Tracking discrepancies and possible reasons

To start with, a topic that many online marketers have to deal with on a regular basis – deviations in the counting of clicks or impressions. This can have numerous causes, a few of which should be highlighted here.

What it´s all about

Anyone who wants to get visitors to their site or increase the awareness of their brand uses online advertising – whether in search engines, in display networks, on social media or in form of native ads. Mostly you will be charged based on clicks or ad impressions. In order to be able to better understand whether the purchased advertising service really works, you often rely on your own tools for visitor counting – be it your own ad server, Google Analytics or another web analysis tool.

Most of the time, the provider also offers statistics on the clicks and impressions delivered – if these now deviate from the self-measured values, the question arises as to what causes this difference. The current jurisprudence on the subject of cookie consent has brought a new level of complexity to the subject.

Loss on the click chain

Many different providers are often involved in the delivery of advertising materials – starting with the publisher’s ad server and various supply side platforms (SSP) to the provider’s demand side platforms (DSP) and ad servers. In case you use your own ad server or click tracking, there can be several redirects via different systems from the first click on the banner to the successful visit to your website. If one of those systems goes down the clicks will be tracked untill they hit this system – all other systems down the chain will not count the click. Another issue might be the users adblocker, which only blocks a selection of the involved redirect urls. Or maybe the redirections take to long and the user gives up and closes his browser window before he reaches your website.

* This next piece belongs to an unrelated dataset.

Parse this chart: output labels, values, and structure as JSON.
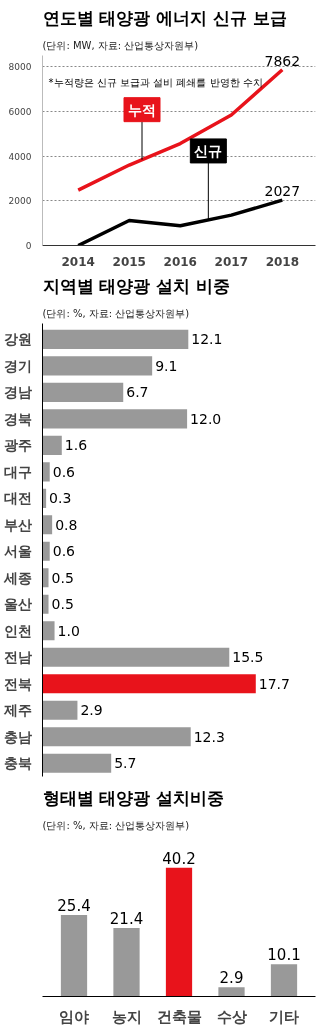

These are rather the normal scatter losses that can be tolerated in the range between 5-10%. If it goes beyond that, one should investigate the cause.

Javascript switched off or adblocking active

Many analysis tools rely on Javascript – users with deactivated Javascript will not be counted properly. Common analysis tools are now also listed in many ad blockers, so that visits are not counted when those tools are integrated on your website.

These losses also fall within the tolerable range of a maximum of 5-10%.

Insufficient filtering of bots

Adbots are necessary in times of real-time bidding in order to check the advertising material for valid URLs, malware and unauthorized content. To do this, the bots simulate a browser, load the advertising material and execute a click. If a tracking system does not recognize this adbot correctly, it incorrectly counts a click or an impression – other systems ignore the adbot based on their filter lists. This means that there are significantly more clicks in one system than in the other.

Search engine web crawlers should normally not trigger this effect, but here too, incorrect configuration can lead to deviations.

Only the use of current bot lists in all systems and appropriate filtering can prevent this.

Missing Consent

A factor that should not be underestimated since the introduction of the GDPR – analysis tools may only be loaded if the user gives his explicit consent. Many websites use so-called consent layers for this purpose, which are of course optimized so that the user accepts all cookies as possible. However, if the user comes to a website via an advertising campaign and leaves it again without consenting to the analysis, his visit is not counted. This is likely to be responsible for a not inconsiderable part of the count discrepancies between advertising networks and on-site analytics.

The only remedy here is a consent tool optimized for consent or an upstream ad server for counting – but be careful, consent is required here too, the industry relies on the IAB’s TCF framework for this – but this method should generally provide more reliable figures as web analysis tools on the site.


A factor that should not be underestimated when it comes to counting deviations is extensive botnets that generate clicks and impressions in order to earn advertising income. A profitable business for the operators – in the first quarter of 2018 more than 750 million dollars should have been generated. The mechanisms to tackle such networks are of course getting better every day – but the game of cat and mouse continues and impressions and clicks are still being sold without any real person ever seeing them.

Of course, these adbots do not interact with the website or the consent layer and are therefore not recorded in the on-site statistics.

Numerous DSPs and ad service providers offer solutions to avoid buying clicks and impressions from botnets in the first place – the only thing that helps here is comparing several providers and comparing your own figures with those of the advertising network.


Counting discrepancies will continue to accompany us, but there are ways to reduce them.